Question

The width of a rectangular garden is two thirds of its length. If its perimeter is 40 m, find the width.

Answer 1

Answer:

let length be x and breadth be y

A/Q,

$= > y = \frac{2}{3} x \\ \\ and \\ \\ perimeter = 40 \: m \\ = > 2(x + y) = 40 \\ = > 2(x + \frac{2}{3} x) = 40 \\ = > \frac{5}{3} x = 20 \\ = > x = 12 \: m \\ \\ then \\ = > y = \frac{2}{3}x \\ = > y = \frac{2}{ 3} \times 12 \\ = > y= 8\: m$

therefore

length = 12 m

width = 8 m

Answer 2

Given :

• Width of Rectangular garden is two third of its length.
• Perimeter of Rectangle = 40m

To Find :

• Width of Rectangle.

Solution :

$\longmapsto\tt{Let\:length\:be=x}$

If Width of the rectangular garden is two third of its length.

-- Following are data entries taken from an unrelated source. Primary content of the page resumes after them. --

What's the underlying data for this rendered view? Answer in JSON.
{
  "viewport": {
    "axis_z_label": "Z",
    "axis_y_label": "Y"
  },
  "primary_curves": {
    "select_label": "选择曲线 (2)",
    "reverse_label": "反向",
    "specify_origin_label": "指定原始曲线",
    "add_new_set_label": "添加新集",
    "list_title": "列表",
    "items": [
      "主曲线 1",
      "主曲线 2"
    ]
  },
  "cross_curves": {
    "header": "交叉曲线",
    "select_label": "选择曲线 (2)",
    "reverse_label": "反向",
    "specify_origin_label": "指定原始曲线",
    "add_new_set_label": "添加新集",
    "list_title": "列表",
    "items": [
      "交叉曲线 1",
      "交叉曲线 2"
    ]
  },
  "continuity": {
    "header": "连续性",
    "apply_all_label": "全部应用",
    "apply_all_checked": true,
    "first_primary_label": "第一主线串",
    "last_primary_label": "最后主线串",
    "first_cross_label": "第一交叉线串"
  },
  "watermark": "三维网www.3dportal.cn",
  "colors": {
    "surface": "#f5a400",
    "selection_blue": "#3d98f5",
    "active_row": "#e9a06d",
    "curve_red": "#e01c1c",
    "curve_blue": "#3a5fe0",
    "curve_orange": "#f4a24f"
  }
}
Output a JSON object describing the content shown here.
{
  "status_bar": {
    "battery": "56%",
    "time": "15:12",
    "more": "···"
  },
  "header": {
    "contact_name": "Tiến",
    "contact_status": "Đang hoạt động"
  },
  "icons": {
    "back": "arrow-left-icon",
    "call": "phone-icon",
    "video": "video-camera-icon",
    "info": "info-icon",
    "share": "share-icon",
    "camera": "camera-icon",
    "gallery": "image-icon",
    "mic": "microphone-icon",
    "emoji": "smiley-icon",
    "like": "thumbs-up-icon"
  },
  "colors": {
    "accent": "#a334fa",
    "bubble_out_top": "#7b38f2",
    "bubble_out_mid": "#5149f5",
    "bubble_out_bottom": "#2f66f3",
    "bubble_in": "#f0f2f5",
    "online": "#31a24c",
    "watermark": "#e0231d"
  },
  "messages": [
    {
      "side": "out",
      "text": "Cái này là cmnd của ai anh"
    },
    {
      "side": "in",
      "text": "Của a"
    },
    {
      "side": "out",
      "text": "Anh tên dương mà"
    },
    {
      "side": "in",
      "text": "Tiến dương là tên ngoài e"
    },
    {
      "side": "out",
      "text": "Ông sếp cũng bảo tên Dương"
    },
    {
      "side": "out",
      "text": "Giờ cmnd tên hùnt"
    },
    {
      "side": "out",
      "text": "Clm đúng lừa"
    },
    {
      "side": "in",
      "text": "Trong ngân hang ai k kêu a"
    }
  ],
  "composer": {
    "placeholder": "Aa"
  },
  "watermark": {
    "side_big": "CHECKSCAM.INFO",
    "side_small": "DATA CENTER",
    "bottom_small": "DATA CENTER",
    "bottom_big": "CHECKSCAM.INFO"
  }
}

So ,

$\longmapsto\tt{Width=\dfrac{2x}{3}}$

Using Formula :

$\longmapsto\tt\boxed{Perimeter\:of\:Rectangle=2(l+b)}$

Putting Values :

$\longmapsto\tt{40=2\dfrac{x}{1}+\dfrac{2x}{3}}$

$\longmapsto\tt{\cancel\dfrac{40}{2}=\dfrac{x}{1}+\dfrac{2x}{3}}$

$\longmapsto\tt{20=\dfrac{3x+2x}{3}}$

$\longmapsto\tt{20=\dfrac{5x}{3}}$

$\longmapsto\tt{x=\dfrac{\cancel{20}\times{3}}{\cancel{5}}}$

$\longmapsto\tt{x=4\times{3}}$

$\longmapsto\tt\bold{x=12}$

Value of x is 12..

Therefore :

$\longmapsto\tt\bold{Length=12m}$

$\longmapsto\tt{Width=\dfrac{2}{\cancel{3}}\times{\cancel{12}}}$

$\longmapsto\tt{4\times{2}}$

$\longmapsto\tt\bold{8m}$

_______________________

VERIFICATION :

$\longmapsto\tt{40=2(l+b)}$

$\longmapsto\tt{40=2(12+8)}$

$\longmapsto\tt{40=2(20)}$

$\longmapsto\tt\bold{40=40}$

HENCE VERIFIED